En resumen, si me preguntáis cuál de estas diez partes son las más esenciales os diré que hay tres. La acción de gracias, la petición, y la recomendación. Y de estas tres la petición es por sí sola una oración completa. Porque ésta las incluye a todas tácitamente. El pedir es orar, y el orar es pedir. En la oración hablamos a Dios. Al leer la Biblia Dios habla con nosotros. La oración tiene alas. Las puertas de la misericordia están abiertas siempre: temprano en la mañana, en el día, en el calor del día, en la noche y en el peso de la noche. No se necesita un altar especial para orar, ni el soberbio templo de Salomón, ni las cámaras de cedro de David, ni los coros ni las galerías de las catedrales modernas; sino en todas partes, en el grandioso templo del universo allí está Dios y él os oye en todas partes. Si hubiera una inscripción en todos los lugares en donde los hombres han orado, hallaríamos estas palabras: Jehová Shamma. “Dios ha estado aquí”. En muchas cuevas, en el mar, en el desierto, en los bosques, en las aldeas, en los jardines, en los campos, en los ríos y en cada ángulo y rincón del mundo. Entre pescadores. Debajo de la higuera. Pedro en el techo de la casa. Daniel en la cueva. Jonás en la ballena. Pablo en el camino. Los apóstoles en la prisión. Los enfermos en los hospitales. Los soldados al morir en el campo de batalla.

Orar no es rezar ni rezar es orar. Un fonógrafo y una cotorra pueden rezar porque rezar es repetir palabras de memoria. Pero la oración es del corazón y no depende de los labios.

La oración que da la calma,
la que oye Dios con ternura,
no es la que el labio murmura,
es la que sale del alma.

La oración nos acerca a Dios. Y fijate, querido lector, la oración es una de las señales más claras de la conversión. Cuando Ananías tuvo recelo de acercarse a Saulo a quien tenía por un furioso perseguidor de los cristianos, como en efecto lo había sido, las palabras de Dios para indicar el nuevo estado del corazón de Saulo, son estas: “He aquí él ora”. Que es lo mismo que decir: Ya es otro hombre, ya está rendido a la influencia del evangelio, se ha rendido a Jesús”. Los hombres que oran adquieren una sencillez sublime, un gozo que no es del mundo, una vida rica y luminosa, y una paz inalterable y desconocida para los que no practican la oración. Moody fue a consolar a un enfermo viejo y pobre.
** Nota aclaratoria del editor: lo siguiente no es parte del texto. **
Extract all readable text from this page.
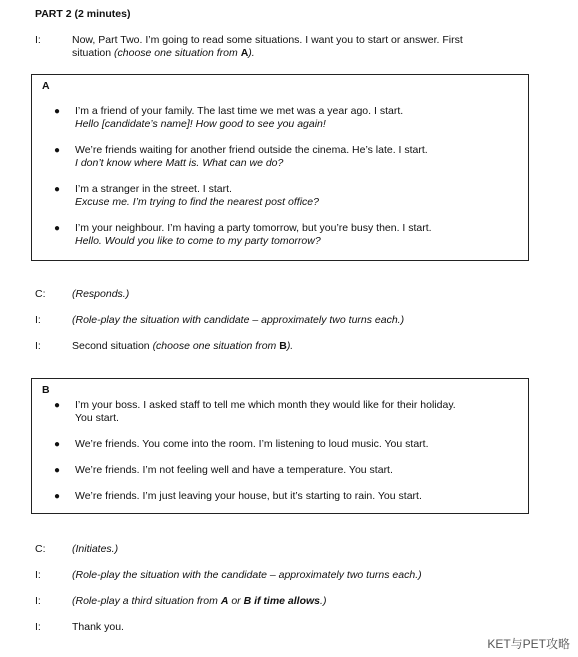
PART 2 (2 minutes)
I:	Now, Part Two. I’m going to read some situations. I want you to start or answer. First
situation (choose one situation from A).
A
● I’m a friend of your family. The last time we met was a year ago. I start.
Hello [candidate’s name]! How good to see you again!
● We’re friends waiting for another friend outside the cinema. He’s late. I start.
I don’t know where Matt is. What can we do?
● I’m a stranger in the street. I start.
Excuse me. I’m trying to find the nearest post office?
● I’m your neighbour. I’m having a party tomorrow, but you’re busy then. I start.
Hello. Would you like to come to my party tomorrow?
C:	(Responds.)
I:	(Role-play the situation with candidate – approximately two turns each.)
I:	Second situation (choose one situation from B).
B
● I’m your boss. I asked staff to tell me which month they would like for their holiday.
You start.
● We’re friends. You come into the room. I’m listening to loud music. You start.
● We’re friends. I’m not feeling well and have a temperature. You start.
● We’re friends. I’m just leaving your house, but it’s starting to rain. You start.
C:	(Initiates.)
I:	(Role-play the situation with the candidate – approximately two turns each.)
I:	(Role-play a third situation from A or B if time allows.)
I:	Thank you.
KET与PET攻略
Pero en vez de llevarle una bendición él la trajo del enfermo. Este era un hombre de oración. Al volver de la visita Moody se expresó así: Creo que cuando los ángeles pasan por este pueblo, se detienen en la casa de ese hijo de Dios para refrescarse”.

El cristiano que descuida la oración avanza por el camino de la ruina, desagrada a Dios, se debilita en lo espiritual y su fin no puede ser otro que una espantosa tragedia.

Aprende a orar y cultiva esta saludable costumbre que coloca a tu alma en tal actitud que te ofrece una visión de lo invisible, y entre esa visión y la realidad de la vida y de las actividades humanas, hallarás la fuerza de Cristo, el consuelo y la asistencia del Espíritu Santo, y la simpatía de Dios el Padre.